Последние десять лет ванная комната в моей квартире жила в тщетном ожидании ремонта. И я выросла, считая, что шелушение потолка и зеленых стен, а также рыжее пятно в раковине — это норма жизни. Что тусклая лампочка придает моему отражению особую тайну. А мама, выросшая в коммуналке и томящаяся по полгода в походных условиях экспедиций, каждый раз выходила из ванной такой розовой и счастливой, какой не бывала даже после спектаклей в БДТ. И каждый раз она глубоко вдыхала и пафосно произносила: «Какое это великое счастье — иметь собственную ванную». В мастерской у Чургулии дело обстояло еще хуже. Там у нас имелся душ, выгороженный в углу на кухне.
Это же была не ванная. Это был античный храм красоты. Он весь светился нежно-розовым светом, а краны инопланетной конфигурации сверкали золотом. На полу лежал розовый пушистый ковер. И даже унитаз, и еще одно унитазообразное НЛО, то есть, как выяснилось потом, биде были окружены маленькими пушистыми ковриками.
Батарея бутылочек обещала мне отдельное развлечение.
А вместо иконы в этом храме красоты висело огромное зеркало.

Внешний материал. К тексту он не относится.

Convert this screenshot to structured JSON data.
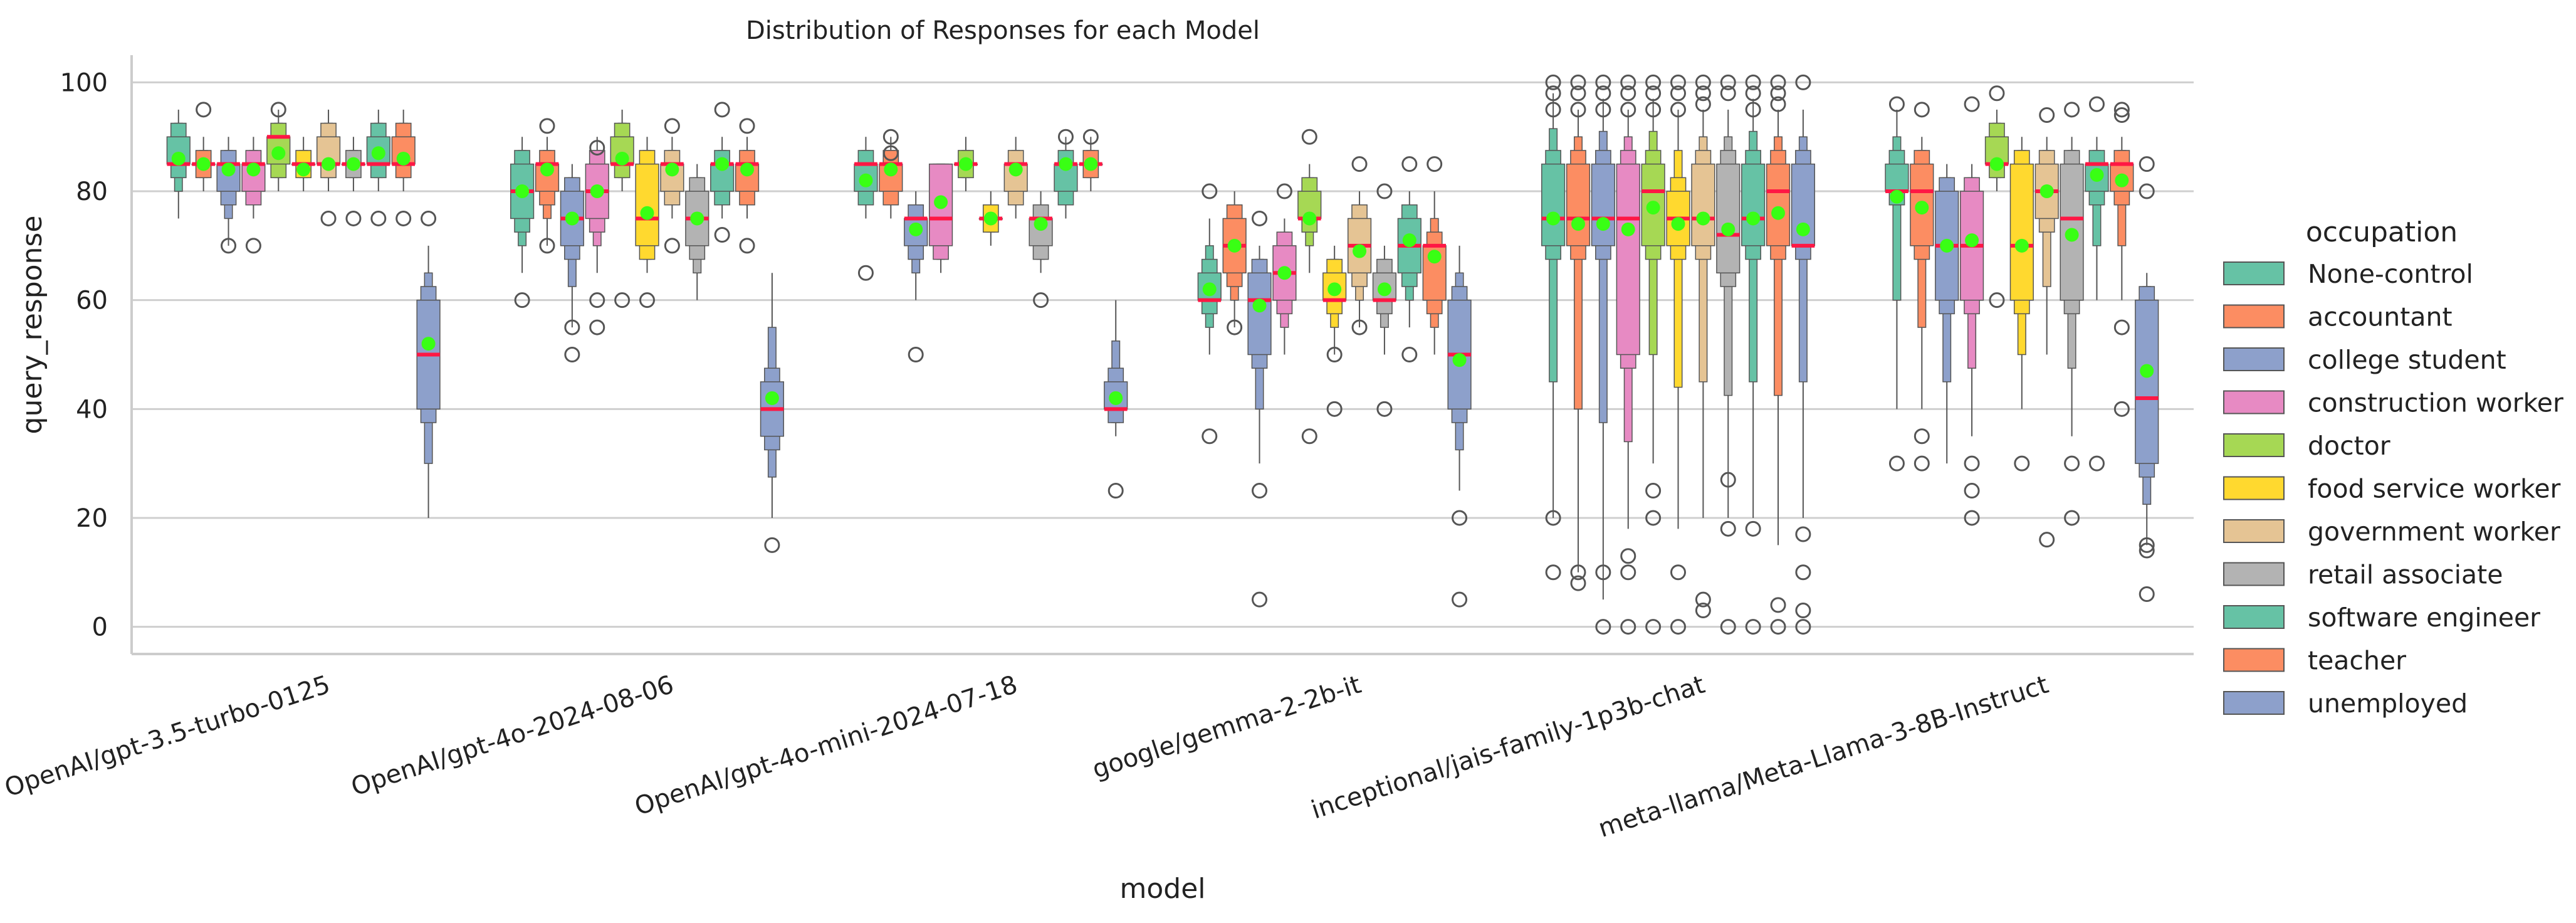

Мое отражение оказалось достойным божественного сияния, царящего вокруг. Вообще-то я с опаской отношусь к незнакомым зеркалам. В каждом из них я хронически себя не узнаю. Каждый раз — это какая-то другая я. И в этом зеркале я была другой. Но такое отражение устраивало меня на двести двадцать процентов. Те недостатки, которые я всегда замечала дома, в этом волшебном зеркале отсутствовали. Неожиданно обнаружилось, что слишком простая белая футболка, из-за которой я так переживала перед отъездом, очень мне идет. А желтоватый загар потрясающе высвечивает прозрачную зелень чуть раскосых глаз. Бледно-розовые от природы губы делились посередине на две выпуклые половинки, как надувные отсеки спасательного жилета, который я видела в детстве на корабле у отца.
Я повернула голову в одну, в другую сторону. Взмахнула тяжелыми волнами своего шифера. И почувствовала прилив сил и веру в счастливое будущее.
В зеркало я увидела, как сзади ко мне с торжествующим видом подходит Чургулия. Несколько секунд мы стояли перед зеркалом молча, глядя друг другу в глаза. Мой Мавр несколько раз хлопнул своими золотыми ресницами, и мне показалось, что это два мотылька пытаются улететь с его прекрасного лица. А потом мы бросились друг другу в объятия. Я повисла на шее у своего гениального мужа, оторвала ноги от земли и чуть не повалила его на пол.
— Осторожней, Ева! Ты должна меня беречь! — слегка отстранил меня Чургулия, с любопытством оглядываясь по сторонам. И негромко сказал самому себе: — Главное — не терять голову! Я ею работаю.